The fraudulent intent on the part of the insured must be established to warrant rescission of the insurance contract. Concealment as a defense for the health care provider or insurer to avoid liability is an affirmative defense and the duty to establish such defense by satisfactory and convincing evidence rests upon the provider or insurer. In any case, with or without the authority to investigate, petitioner is liable for claims made under the contract. Having assumed a responsibility under the agreement, petitioner is bound to answer the same to the extent agreed upon. In the end, the liability of the health care provider attaches once the member is hospitalized for the disease or injury covered by the agreement or whenever he avails of the covered benefits which he has prepaid.

Under Section 27 of the Insurance Code, "a concealment entitles the injured party to rescind a contract of insurance." The right to rescind should be exercised previous to the commencement of an action on the contract.  In this case, no rescission was made. Besides, the cancellation of health care agreements as in insurance policies require the concurrence of the following conditions:

  1. Prior notice of cancellation to insured;
  2. Notice must be based on the occurrence after effective date of the policy of one or more of the grounds mentioned;
  3. Must be in writing, mailed or delivered to the insured at the address shown in the policy;
  4. Must state the grounds relied upon provided in Section 64 of the Insurance Code and upon request of insured, to furnish facts on which cancellation is based.

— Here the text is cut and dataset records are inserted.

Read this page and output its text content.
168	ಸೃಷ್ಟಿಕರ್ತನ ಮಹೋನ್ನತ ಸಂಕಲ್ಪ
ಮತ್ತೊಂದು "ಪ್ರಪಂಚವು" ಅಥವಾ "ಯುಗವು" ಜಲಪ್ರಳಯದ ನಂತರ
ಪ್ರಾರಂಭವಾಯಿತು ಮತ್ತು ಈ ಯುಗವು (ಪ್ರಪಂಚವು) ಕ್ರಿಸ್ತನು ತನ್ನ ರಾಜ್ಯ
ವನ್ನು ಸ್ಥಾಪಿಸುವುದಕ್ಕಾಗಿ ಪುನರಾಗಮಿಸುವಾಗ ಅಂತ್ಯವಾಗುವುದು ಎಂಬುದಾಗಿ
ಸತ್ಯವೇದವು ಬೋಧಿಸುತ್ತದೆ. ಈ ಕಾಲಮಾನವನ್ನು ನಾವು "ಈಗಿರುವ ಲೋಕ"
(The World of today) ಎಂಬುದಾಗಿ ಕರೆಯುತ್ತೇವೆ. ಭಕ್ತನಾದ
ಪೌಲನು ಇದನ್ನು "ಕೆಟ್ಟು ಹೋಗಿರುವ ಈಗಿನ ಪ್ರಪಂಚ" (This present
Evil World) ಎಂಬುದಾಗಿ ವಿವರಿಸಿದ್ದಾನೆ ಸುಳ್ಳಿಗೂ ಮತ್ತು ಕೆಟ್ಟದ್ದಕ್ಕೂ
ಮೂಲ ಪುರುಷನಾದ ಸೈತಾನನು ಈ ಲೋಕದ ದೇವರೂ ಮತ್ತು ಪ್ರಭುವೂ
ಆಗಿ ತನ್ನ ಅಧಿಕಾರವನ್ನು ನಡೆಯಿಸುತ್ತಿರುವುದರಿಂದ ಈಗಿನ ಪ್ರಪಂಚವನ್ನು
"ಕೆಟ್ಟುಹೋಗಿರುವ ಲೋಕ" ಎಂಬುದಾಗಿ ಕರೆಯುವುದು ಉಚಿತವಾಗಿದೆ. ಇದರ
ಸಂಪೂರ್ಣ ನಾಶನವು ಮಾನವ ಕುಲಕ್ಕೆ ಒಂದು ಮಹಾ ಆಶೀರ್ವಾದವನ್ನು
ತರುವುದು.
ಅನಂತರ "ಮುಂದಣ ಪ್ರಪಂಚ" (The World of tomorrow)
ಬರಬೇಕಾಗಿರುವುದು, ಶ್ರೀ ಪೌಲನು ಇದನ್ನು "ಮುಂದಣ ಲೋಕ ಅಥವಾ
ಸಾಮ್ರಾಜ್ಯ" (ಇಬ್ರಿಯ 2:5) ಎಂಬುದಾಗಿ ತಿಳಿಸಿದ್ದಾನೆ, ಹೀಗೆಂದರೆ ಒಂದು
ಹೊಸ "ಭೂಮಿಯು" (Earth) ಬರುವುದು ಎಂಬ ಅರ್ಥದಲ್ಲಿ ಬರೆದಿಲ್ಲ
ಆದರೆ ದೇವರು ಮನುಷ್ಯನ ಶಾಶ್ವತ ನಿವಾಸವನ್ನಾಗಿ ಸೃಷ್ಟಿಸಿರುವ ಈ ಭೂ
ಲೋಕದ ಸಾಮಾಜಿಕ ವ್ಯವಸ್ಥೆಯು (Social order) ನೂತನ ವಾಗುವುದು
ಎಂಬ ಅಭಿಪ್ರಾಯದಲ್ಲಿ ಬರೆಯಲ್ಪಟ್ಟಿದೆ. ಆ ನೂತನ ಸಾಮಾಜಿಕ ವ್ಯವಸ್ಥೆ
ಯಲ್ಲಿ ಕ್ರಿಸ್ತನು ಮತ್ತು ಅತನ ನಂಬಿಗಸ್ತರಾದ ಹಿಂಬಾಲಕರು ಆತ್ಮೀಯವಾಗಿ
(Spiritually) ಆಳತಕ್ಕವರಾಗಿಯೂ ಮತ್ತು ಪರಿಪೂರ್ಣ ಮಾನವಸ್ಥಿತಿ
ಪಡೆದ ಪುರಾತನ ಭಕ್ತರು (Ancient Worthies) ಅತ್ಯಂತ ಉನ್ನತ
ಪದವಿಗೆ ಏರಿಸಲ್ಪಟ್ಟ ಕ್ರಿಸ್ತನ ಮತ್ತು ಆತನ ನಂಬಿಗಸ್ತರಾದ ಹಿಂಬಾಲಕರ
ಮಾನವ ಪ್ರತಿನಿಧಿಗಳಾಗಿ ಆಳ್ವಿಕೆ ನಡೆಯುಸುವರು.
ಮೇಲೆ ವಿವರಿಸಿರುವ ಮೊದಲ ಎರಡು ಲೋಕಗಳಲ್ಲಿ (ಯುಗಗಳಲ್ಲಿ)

None of the above pre-conditions was fulfilled in this case. When the terms of insurance contract contain limitations on liability, courts should construe them in such a way as to preclude the insurer from non-compliance with his obligation. Being a contract of adhesion, the terms of an insurance contract are to be construed strictly against the party which prepared the contract — the insurer. By reason of the exclusive control of the insurance company over the terms and phraseology of the insurance contract, ambiguity must be strictly interpreted against the insurer and liberally in favor of the insured, especially to avoid forfeiture.  This is equally applicable to Health Care Agreements. The phraseology used in medical or hospital service contracts, such as the one at bar, must be liberally construed in favor of the subscriber, and if doubtful or reasonably susceptible of two interpretations the construction conferring coverage is to be adopted, and exclusionary clauses of doubtful import should be strictly construed against the provider.